Saya telah membagi siswa kelas 2B menjadi empat kelompok. Masing2 akan bertanggungjawab untuk menggali aspek lingkungan hidup, kehidupan ekonomi, serta kondisi sosial masyarakat di sekitar Desa Jampang, lokasi sekolah kami. Bagaimana menggalinya? Ahaaa... ini bagian serunya!

Wawancara Sumber
Sebagian siswa kelas 2 semester ini sudah aktif mengikuti kegiatan ekstrakurikuler jurnalistik bersama klub jurnalistik SDetik. Sedikit banyak sudah ada yang paham bagaimana  mengenali berita dan menggali sumber2 berita, misalnya mencari data dan mewawancarai sumber yang relevan. Pokoknya kegiatan jurnalistik dasar. Untuk tugas ini, saya persilakan setiap kelompok menentukan sendiri sumber yang akan mereka gunakan. Pada waktu pembelajaran yang ditentukan, maka berhamburanlah para siswa ini ke luar kelas dan mencari sumber2 mereka.

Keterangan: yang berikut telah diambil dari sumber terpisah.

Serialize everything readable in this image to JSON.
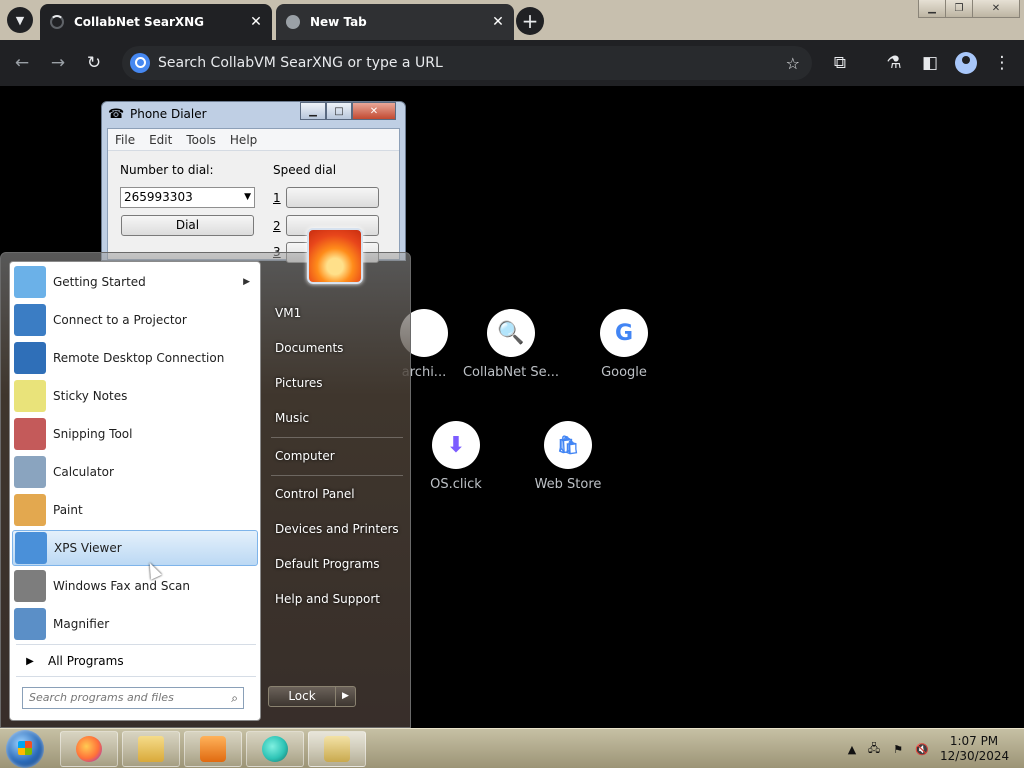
{
  "browser": {
    "tabs": [
      {
        "title": "CollabNet SearXNG",
        "active": true
      },
      {
        "title": "New Tab",
        "active": false
      }
    ],
    "close_glyph": "✕",
    "new_tab_glyph": "+",
    "omnibox_placeholder": "Search CollabVM SearXNG or type a URL"
  },
  "shortcuts": [
    {
      "label": "archi...",
      "glyph": "",
      "color": "#5f6368"
    },
    {
      "label": "CollabNet Se...",
      "glyph": "🔍",
      "color": "#1a73e8"
    },
    {
      "label": "Google",
      "glyph": "G",
      "color": "#4285f4"
    },
    {
      "label": "OS.click",
      "glyph": "⬇",
      "color": "#7c5cff"
    },
    {
      "label": "Web Store",
      "glyph": "🛍",
      "color": "#4285f4"
    }
  ],
  "dialer": {
    "title": "Phone Dialer",
    "menu": [
      "File",
      "Edit",
      "Tools",
      "Help"
    ],
    "number_label": "Number to dial:",
    "number_value": "265993303",
    "dial_label": "Dial",
    "speed_dial_label": "Speed dial",
    "speed_numbers": [
      "1",
      "2",
      "3"
    ]
  },
  "start_menu": {
    "programs": [
      {
        "label": "Getting Started",
        "has_submenu": true,
        "icon_color": "#6bb1e8"
      },
      {
        "label": "Connect to a Projector",
        "icon_color": "#3b7dc4"
      },
      {
        "label": "Remote Desktop Connection",
        "icon_color": "#2f6fb8"
      },
      {
        "label": "Sticky Notes",
        "icon_color": "#e9e37a"
      },
      {
        "label": "Snipping Tool",
        "icon_color": "#c45a5a"
      },
      {
        "label": "Calculator",
        "icon_color": "#8aa4bf"
      },
      {
        "label": "Paint",
        "icon_color": "#e3a84f"
      },
      {
        "label": "XPS Viewer",
        "selected": true,
        "icon_color": "#4a90d9"
      },
      {
        "label": "Windows Fax and Scan",
        "icon_color": "#7d7d7d"
      },
      {
        "label": "Magnifier",
        "icon_color": "#5b8fc7"
      }
    ],
    "all_programs": "All Programs",
    "search_placeholder": "Search programs and files",
    "right_items": [
      "VM1",
      "Documents",
      "Pictures",
      "Music",
      "Computer",
      "Control Panel",
      "Devices and Printers",
      "Default Programs",
      "Help and Support"
    ],
    "lock_label": "Lock"
  },
  "taskbar": {
    "apps": [
      {
        "name": "firefox",
        "color": "#ff7139"
      },
      {
        "name": "explorer",
        "color": "#e6c35c"
      },
      {
        "name": "media-player",
        "color": "#f08a24"
      },
      {
        "name": "collabvm",
        "color": "#2ec4b6"
      },
      {
        "name": "phone-dialer",
        "color": "#d9c27a"
      }
    ],
    "time": "1:07 PM",
    "date": "12/30/2024"
  }
}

Ray dan Gilang mengumpulkan data dari ustad Irsan
Ustadzah Nika diwawancarai Rosyid dan Hafiz 
Hizba dan Rizky mewawancarai Mas Dian
Verifikasi dan Diskusi
Selesai menjalankan pencarian data dan wawancara, semua siswa kembali ke kelas. Tiap kelompok pun berkumpul dan mendiskusikan hasil yang mereka peroleh. Diskusi ini penting karena merupakan bagian perencanaan kunjungan lapangan untuk mencocokkan data pada kegiatan belajar berikutnya.



Persiapan semua kelompok nampaknya sudah siap saat saya inspeksi satu per satu. Kegiatan berikutnya tidak kalah seru. Tunggu di bagian kedua liputan, ya!

Sunday, October 26, 2014

Persembahan bagi Pahlawan Musik Indonesia (Bagian 2)

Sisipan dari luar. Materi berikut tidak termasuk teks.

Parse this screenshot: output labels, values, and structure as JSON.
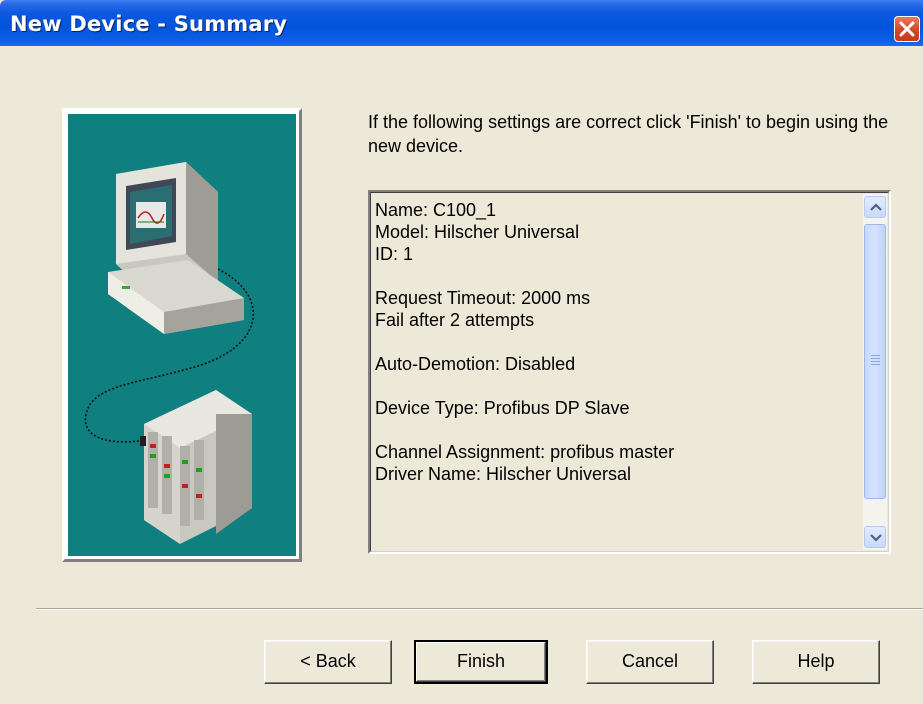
{
  "window": {
    "title": "New Device - Summary",
    "close_icon": "close-icon"
  },
  "instruction": "If the following settings are correct click 'Finish' to begin using the new device.",
  "summary": {
    "lines": [
      "Name: C100_1",
      "Model: Hilscher Universal",
      "ID: 1",
      "",
      "Request Timeout: 2000 ms",
      "Fail after 2 attempts",
      "",
      "Auto-Demotion: Disabled",
      "",
      "Device Type: Profibus DP Slave",
      "",
      "Channel Assignment: profibus master",
      "Driver Name: Hilscher Universal"
    ]
  },
  "buttons": {
    "back": "< Back",
    "finish": "Finish",
    "cancel": "Cancel",
    "help": "Help"
  },
  "colors": {
    "title_bar": "#0454DB",
    "illustration_bg": "#0F7F7F",
    "dialog_bg": "#ECE9D8"
  }
}
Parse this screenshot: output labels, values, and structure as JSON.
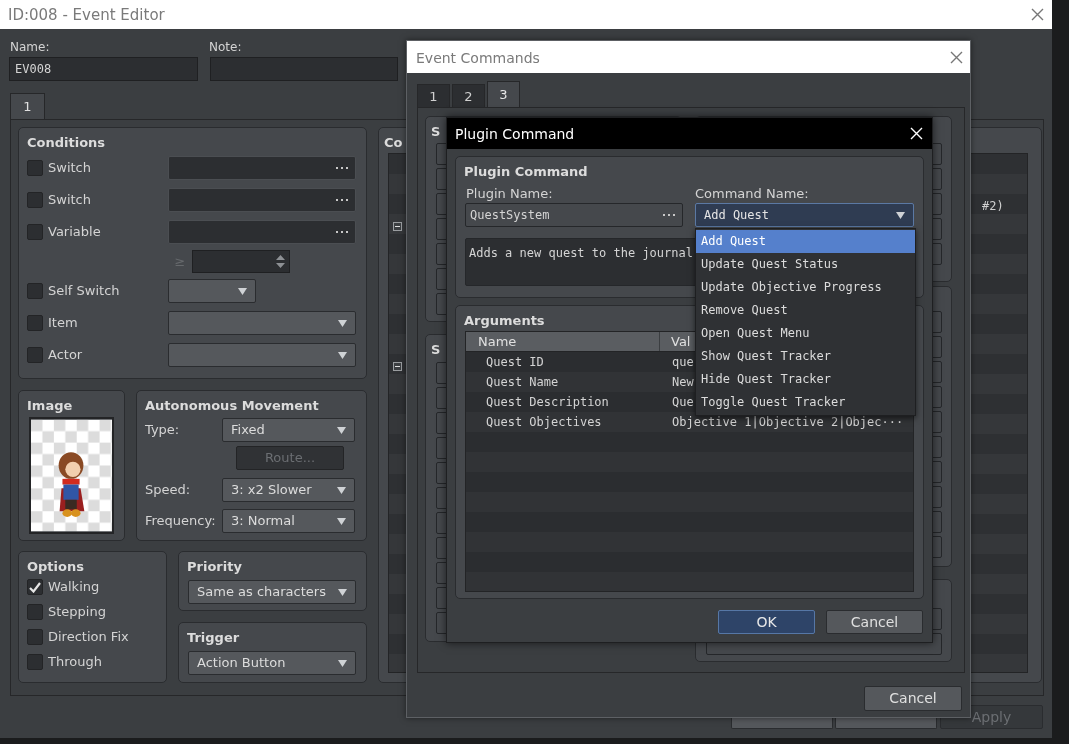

Kisah ini berhubungan dengan kegiatan belajar Sejarah di kelas 5 IPS SMA SMART Ekselensia Indonesia yang di antaranya diisi dengan menyanyikan lagu karya maestro musik Indonesia, Ismail Marzuki dan Gesang.

Jam pelajaran Sejarah di kelas 5 IPS diberikan sebanyak 4 jam seminggu, sementara di kelas 5 IPA hanya 1 jam seminggu. Biasanya di kelas IPA kami lebih sering mengulang materi pelajaran Sejarah SMA dari kelas 3, sebagai persiapan ujian sekolah di akhir tahun ajaran. Kami sama2 membahas soal2 yang banyak terlupakan karena saat mereka kelas 4 tidak ada jam pelajaran Sejarah. Kadang saya putarkan juga video pendek yang berhubungan dengan materi yang dibahas, namun secara garis besar, kelas ini tetap bersemangat menjalani pembelajaran yang santai ini.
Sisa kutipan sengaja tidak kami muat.